The Prince of Wales is patron of the Friends of the National Libraries (FNL), a cause I am delighted to support. And his Fund is helping the charity to purchase many important literary works, including documents and papers of immense value, so that they may be saved for the nation.

Not only can the works be preserved but also digitised so that important books may become more accessible. Digitisation is of course also important because most of us no longer have the space for our own libraries. It won’t replace the human touch – we still cherish vinyl records over MP3 downloads – but a Kindle has so many advantages: you can buy on impulse and not wait until you find a book shop; you can download a book spontaneously on the beach; you can even read in a dark room without disturbing your partner.

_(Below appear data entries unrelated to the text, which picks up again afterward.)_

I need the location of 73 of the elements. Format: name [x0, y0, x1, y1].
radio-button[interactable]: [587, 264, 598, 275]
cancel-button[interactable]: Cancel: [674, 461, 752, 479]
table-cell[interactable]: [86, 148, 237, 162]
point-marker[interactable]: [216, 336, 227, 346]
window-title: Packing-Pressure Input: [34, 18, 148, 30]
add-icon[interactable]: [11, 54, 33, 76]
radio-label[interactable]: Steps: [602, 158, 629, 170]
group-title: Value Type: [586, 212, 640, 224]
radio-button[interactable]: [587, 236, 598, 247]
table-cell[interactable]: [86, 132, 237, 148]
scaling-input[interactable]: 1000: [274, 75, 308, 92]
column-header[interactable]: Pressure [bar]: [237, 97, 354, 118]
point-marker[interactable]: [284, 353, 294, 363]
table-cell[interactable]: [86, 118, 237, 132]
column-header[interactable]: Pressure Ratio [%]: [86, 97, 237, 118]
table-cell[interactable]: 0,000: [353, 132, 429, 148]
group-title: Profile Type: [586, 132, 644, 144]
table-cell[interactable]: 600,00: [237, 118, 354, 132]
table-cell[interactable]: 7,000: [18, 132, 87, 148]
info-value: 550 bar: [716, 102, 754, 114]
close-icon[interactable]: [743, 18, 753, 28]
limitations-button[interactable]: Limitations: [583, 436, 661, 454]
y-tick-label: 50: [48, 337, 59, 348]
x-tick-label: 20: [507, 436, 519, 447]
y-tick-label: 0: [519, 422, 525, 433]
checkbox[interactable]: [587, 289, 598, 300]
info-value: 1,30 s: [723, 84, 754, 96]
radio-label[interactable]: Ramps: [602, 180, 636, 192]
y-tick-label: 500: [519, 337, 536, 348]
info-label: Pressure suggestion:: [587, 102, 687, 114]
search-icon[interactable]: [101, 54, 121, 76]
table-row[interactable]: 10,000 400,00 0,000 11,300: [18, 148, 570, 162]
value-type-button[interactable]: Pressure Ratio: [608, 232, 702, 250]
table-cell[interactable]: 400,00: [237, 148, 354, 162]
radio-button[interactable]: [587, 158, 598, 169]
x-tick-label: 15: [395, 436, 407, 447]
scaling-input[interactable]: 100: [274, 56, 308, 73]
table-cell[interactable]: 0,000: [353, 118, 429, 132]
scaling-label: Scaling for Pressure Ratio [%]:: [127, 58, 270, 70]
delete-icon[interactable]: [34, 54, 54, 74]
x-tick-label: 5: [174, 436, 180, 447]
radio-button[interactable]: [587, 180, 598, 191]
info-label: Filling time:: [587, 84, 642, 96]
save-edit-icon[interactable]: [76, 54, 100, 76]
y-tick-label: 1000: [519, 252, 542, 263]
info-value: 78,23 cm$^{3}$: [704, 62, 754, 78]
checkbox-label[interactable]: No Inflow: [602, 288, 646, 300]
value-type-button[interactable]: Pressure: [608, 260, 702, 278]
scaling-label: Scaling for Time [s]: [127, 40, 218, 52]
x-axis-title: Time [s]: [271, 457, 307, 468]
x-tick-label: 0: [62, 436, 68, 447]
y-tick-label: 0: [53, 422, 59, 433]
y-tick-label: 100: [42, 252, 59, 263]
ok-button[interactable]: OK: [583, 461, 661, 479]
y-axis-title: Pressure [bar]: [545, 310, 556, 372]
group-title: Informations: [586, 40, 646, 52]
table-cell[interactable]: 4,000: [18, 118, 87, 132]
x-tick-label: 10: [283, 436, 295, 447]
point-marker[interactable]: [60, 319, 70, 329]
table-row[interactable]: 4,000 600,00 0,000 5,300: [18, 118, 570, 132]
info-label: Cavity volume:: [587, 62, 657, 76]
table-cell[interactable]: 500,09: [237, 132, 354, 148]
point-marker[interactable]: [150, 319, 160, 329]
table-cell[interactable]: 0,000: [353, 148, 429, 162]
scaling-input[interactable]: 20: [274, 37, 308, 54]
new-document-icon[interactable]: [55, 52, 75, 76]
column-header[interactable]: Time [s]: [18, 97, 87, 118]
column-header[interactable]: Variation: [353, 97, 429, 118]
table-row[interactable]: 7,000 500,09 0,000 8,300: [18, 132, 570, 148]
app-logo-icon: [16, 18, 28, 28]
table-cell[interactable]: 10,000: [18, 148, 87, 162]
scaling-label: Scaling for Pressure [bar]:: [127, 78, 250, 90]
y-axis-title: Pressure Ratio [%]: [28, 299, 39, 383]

Does digitisation change the nature of reading? Umberto Eco, the recently deceased Italian author and academic, said: “The book is like the wheel – once invented, it cannot be bettered.” This, in This is Not the End of the Book, was part of his published discourse on the future of publishing with French essayist Jean-Philippe de Tonnac.

In the same work, De Tonnac himself asked: “But what is a book? And what will change if we read onscreen?” He wonders if we will lose that “peculiar intimacy between the author and reader, which the context of hypertextuality is bound to damage. A sense of existing in a self-contained world that the book and, along with it, certain ways of reading used to represent.”

Of course there are differences between those lovely old tomes and a glowing display on a beach. But, for me, the constant is perhaps stronger: the act of reading itself. This is what unites us now, just as it did since humans first learnt to communicate through hieroglyphics. And it is why I am so happy to support the conservation of literature so that future generations may share our energy and joy in centuries hence.